Here in Greenstone, star gazers will find some of the best opportunities for viewing the Northern Lights in Ontario. Often appearing in displays of green, blue, violet, red, and yellow, the clear dark night skies and wide open spaces of Greenstone make it a prime spot for aurora gazing.
Whether enjoyed from a seat on your own front lawn or camping in the backcountry here, the spectacular display is common throughout Greenstone and most frequently seen at the time of the equinoxes.
- The Aurora Borealis is also called the northern lights because it is only visible in the North sky from the Northern Hemisphere
- The Aurora Borealis is named after the Roman goddess of the dawn, Aurora, and Boreas, the Greek name for north wind.
- The Aurora Borealis most often occurs from September to October and from March to April.

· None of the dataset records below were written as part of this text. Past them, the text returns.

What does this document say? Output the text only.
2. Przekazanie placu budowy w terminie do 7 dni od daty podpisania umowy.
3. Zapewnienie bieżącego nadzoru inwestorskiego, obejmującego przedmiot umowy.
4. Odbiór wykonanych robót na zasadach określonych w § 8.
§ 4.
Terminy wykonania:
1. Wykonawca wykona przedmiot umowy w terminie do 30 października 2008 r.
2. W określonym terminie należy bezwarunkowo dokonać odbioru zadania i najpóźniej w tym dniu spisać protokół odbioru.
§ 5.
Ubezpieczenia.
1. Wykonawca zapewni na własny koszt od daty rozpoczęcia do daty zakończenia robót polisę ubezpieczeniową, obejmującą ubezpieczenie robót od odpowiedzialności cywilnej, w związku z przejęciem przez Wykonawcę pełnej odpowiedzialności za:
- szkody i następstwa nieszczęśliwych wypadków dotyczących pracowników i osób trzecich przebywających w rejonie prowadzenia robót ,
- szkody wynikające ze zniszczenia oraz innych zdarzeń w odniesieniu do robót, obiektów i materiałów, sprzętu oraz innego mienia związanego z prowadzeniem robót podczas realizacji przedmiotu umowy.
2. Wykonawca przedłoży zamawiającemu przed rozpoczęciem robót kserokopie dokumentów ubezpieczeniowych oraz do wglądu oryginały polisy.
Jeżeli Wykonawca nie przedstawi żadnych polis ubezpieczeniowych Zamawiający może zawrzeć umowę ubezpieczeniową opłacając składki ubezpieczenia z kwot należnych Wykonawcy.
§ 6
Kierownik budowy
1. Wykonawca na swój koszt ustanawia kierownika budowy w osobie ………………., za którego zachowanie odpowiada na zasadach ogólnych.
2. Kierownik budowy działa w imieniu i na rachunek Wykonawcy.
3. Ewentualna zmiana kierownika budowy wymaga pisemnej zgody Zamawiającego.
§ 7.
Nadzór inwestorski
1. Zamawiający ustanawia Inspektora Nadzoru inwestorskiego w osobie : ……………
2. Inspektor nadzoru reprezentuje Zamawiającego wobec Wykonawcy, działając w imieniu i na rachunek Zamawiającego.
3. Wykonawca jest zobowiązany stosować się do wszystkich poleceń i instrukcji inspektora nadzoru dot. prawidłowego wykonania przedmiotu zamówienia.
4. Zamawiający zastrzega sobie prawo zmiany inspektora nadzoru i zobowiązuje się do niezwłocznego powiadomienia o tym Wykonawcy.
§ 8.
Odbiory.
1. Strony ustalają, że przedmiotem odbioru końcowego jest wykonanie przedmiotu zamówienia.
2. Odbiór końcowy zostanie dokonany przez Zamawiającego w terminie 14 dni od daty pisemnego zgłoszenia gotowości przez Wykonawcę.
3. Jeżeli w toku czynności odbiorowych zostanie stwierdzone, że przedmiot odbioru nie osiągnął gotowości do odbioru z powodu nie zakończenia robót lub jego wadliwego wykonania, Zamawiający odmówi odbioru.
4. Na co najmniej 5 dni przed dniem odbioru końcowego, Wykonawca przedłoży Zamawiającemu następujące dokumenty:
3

- The auroras coincide with periods of greatest sunspot activity and with magnetic storms
- The Northern Lights can appear as patches of light, in the form of streamers, arcs, banks, rays, or resembling hanging draperies
- The Northern Lights occur between 35 mi and 600 mi (56 km–970 km) above the earth
- In Inuit folklore, Northern Lights were believed to be the spirits of the dead playing football with a walrus skull over the sky
- The Algonquin believed the lights to be their ancestors dancing around a ceremonial fire
- The Finnish name for Northern Lights is revontulet, fox fires. According to legend, foxes made of fire lived in Lapland, and revontulet were the sparks they whisked up into the atmosphere with their tails.